Inclusion of mPRISM potential for polymer-induced protein interactions enables modeling of second osmotic virial coefficients in aqueous polymer-salt solutions

摘要

The downstream processing of therapeutic proteins is a challenging task. Key information needed to estimate applicable workup strategies (e.g. crystallization) are the interactions of the proteins with other components in solution. This information can be deduced from the second osmotic virial coefficient B-22, measurable by static light scattering. Thermodynamic models are very valuable for predicting B-22 data for different process conditions and thus decrease the experimental effort. Available B-22 models consider aqueous salt solutions but fail for the prediction of B-22 if an additional polymer is present in solution.
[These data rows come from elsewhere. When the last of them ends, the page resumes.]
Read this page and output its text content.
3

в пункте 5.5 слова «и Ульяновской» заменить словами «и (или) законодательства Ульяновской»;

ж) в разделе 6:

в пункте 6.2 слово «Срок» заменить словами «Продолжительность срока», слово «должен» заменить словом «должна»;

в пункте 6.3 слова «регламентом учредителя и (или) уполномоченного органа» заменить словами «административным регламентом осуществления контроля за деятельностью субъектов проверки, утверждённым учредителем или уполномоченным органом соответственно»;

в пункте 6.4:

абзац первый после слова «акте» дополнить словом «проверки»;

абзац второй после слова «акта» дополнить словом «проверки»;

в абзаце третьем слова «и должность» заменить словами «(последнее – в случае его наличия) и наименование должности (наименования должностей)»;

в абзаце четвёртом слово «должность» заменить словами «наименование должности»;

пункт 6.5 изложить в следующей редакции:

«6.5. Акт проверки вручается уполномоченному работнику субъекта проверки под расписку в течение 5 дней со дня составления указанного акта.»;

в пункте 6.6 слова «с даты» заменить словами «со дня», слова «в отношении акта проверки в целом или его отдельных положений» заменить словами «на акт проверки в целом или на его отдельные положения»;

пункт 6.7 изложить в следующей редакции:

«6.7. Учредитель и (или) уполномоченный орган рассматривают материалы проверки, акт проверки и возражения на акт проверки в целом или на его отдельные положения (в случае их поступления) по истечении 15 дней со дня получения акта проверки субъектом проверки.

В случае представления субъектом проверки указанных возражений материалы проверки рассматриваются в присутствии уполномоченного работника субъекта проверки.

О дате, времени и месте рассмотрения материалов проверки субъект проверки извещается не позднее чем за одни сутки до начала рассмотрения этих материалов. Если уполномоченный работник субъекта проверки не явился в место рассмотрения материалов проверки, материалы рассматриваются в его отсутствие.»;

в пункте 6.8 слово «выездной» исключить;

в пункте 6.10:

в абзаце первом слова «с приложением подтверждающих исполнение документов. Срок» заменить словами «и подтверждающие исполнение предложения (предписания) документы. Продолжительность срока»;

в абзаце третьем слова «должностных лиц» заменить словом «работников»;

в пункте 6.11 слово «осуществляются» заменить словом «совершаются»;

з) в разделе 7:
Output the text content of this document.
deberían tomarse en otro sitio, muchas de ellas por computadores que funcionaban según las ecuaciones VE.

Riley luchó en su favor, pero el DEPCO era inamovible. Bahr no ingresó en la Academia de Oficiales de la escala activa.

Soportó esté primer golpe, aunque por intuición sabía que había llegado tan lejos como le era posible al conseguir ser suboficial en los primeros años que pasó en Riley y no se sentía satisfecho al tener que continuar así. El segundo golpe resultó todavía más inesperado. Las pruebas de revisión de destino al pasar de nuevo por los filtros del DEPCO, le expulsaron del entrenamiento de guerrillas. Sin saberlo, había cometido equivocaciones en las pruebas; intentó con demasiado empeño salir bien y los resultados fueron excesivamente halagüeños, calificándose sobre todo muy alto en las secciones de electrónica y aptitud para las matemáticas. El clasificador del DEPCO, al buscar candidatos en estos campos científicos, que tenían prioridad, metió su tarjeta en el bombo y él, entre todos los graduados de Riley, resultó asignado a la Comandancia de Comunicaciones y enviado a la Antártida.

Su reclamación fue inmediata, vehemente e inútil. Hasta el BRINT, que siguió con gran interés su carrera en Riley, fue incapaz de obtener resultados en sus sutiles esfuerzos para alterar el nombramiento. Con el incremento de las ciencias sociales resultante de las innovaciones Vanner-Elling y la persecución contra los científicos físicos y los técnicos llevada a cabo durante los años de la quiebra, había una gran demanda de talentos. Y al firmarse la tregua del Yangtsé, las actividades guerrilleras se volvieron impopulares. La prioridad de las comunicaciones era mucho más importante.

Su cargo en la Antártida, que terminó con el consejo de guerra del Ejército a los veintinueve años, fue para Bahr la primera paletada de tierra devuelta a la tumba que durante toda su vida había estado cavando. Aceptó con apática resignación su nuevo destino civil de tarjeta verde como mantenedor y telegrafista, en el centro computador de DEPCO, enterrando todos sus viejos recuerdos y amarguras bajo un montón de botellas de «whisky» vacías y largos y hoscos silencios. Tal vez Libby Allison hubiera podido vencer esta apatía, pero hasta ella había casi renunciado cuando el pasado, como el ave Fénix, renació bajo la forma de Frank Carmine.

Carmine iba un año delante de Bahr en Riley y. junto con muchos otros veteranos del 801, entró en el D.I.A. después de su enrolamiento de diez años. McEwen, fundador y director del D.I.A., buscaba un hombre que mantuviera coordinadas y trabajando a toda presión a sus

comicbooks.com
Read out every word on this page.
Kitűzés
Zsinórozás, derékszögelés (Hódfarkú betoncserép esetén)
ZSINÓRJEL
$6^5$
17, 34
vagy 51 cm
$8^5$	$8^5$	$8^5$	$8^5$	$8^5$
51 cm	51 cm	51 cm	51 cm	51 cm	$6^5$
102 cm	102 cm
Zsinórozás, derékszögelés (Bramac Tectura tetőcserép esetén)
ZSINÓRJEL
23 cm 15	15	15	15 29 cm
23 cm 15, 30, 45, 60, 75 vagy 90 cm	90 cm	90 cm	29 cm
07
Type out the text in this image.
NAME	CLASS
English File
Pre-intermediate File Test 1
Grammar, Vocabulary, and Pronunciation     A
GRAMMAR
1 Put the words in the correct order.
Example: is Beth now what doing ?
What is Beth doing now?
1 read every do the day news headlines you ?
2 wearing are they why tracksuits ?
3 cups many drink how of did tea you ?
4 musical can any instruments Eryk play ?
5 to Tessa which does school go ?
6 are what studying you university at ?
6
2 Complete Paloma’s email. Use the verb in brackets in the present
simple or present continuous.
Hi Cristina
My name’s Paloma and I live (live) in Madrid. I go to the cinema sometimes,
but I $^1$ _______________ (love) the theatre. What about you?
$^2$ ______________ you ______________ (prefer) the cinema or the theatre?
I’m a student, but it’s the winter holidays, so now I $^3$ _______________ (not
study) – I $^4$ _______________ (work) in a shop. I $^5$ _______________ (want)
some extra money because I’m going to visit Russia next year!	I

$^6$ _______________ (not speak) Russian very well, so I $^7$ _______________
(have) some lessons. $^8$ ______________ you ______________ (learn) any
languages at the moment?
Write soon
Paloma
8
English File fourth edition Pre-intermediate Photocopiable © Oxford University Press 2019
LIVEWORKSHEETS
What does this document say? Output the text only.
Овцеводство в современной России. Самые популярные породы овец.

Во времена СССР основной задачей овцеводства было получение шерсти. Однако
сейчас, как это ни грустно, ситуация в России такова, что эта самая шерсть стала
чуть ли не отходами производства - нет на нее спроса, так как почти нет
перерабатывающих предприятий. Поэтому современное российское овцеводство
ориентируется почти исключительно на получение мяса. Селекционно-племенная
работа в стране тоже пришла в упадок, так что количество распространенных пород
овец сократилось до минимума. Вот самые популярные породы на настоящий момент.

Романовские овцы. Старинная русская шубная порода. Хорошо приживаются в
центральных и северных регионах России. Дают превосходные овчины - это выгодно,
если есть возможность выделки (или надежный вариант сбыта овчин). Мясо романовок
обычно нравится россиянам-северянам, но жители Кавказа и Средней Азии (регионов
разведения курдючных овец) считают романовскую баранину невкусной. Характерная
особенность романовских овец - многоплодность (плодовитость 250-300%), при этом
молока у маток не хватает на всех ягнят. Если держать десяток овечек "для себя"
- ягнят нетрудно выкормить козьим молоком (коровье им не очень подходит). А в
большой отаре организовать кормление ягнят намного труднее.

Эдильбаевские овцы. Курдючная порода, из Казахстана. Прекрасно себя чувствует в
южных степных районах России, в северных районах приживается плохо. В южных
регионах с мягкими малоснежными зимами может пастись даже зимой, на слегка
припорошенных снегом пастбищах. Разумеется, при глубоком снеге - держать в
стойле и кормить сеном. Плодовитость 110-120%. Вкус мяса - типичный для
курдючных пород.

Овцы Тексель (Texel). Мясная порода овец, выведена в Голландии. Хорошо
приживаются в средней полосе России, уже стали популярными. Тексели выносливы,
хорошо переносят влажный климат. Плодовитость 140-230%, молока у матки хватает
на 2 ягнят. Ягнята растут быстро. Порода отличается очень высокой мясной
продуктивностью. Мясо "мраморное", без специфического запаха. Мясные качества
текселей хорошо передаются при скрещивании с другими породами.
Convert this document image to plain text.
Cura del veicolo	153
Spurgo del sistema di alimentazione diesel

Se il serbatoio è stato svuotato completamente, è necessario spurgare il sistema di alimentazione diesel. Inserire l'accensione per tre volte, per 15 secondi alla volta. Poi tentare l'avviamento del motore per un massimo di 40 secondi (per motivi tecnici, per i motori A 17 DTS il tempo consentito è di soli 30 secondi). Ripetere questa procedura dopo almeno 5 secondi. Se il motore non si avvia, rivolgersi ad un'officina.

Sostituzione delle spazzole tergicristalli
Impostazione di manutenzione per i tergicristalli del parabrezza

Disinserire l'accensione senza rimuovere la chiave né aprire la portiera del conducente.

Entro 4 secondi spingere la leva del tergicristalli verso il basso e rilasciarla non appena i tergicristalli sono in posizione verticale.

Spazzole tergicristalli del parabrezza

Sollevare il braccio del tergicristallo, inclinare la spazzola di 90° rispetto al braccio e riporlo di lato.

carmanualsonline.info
This is due to the fact that depending on the polymer concentration protein-protein interactions are not rectified as assumed within these models. In this work, we developed an extension of the xDLVO model to predict B-22 data of proteins in aqueous polymer-salt solutions. To show the broad applicability of the model, lysozyme, gamma-globulin and D-xylose ketol isomerase in aqueous salt solution containing polyethylene glycol were considered. For all proteins considered, the modified xDLVO model was able to predict the experimentally observed non-monotonical course in B-22 data with high accuracy. When used in an early stage in process development, the model will contribute to an efficient and cost effective downstream processing development.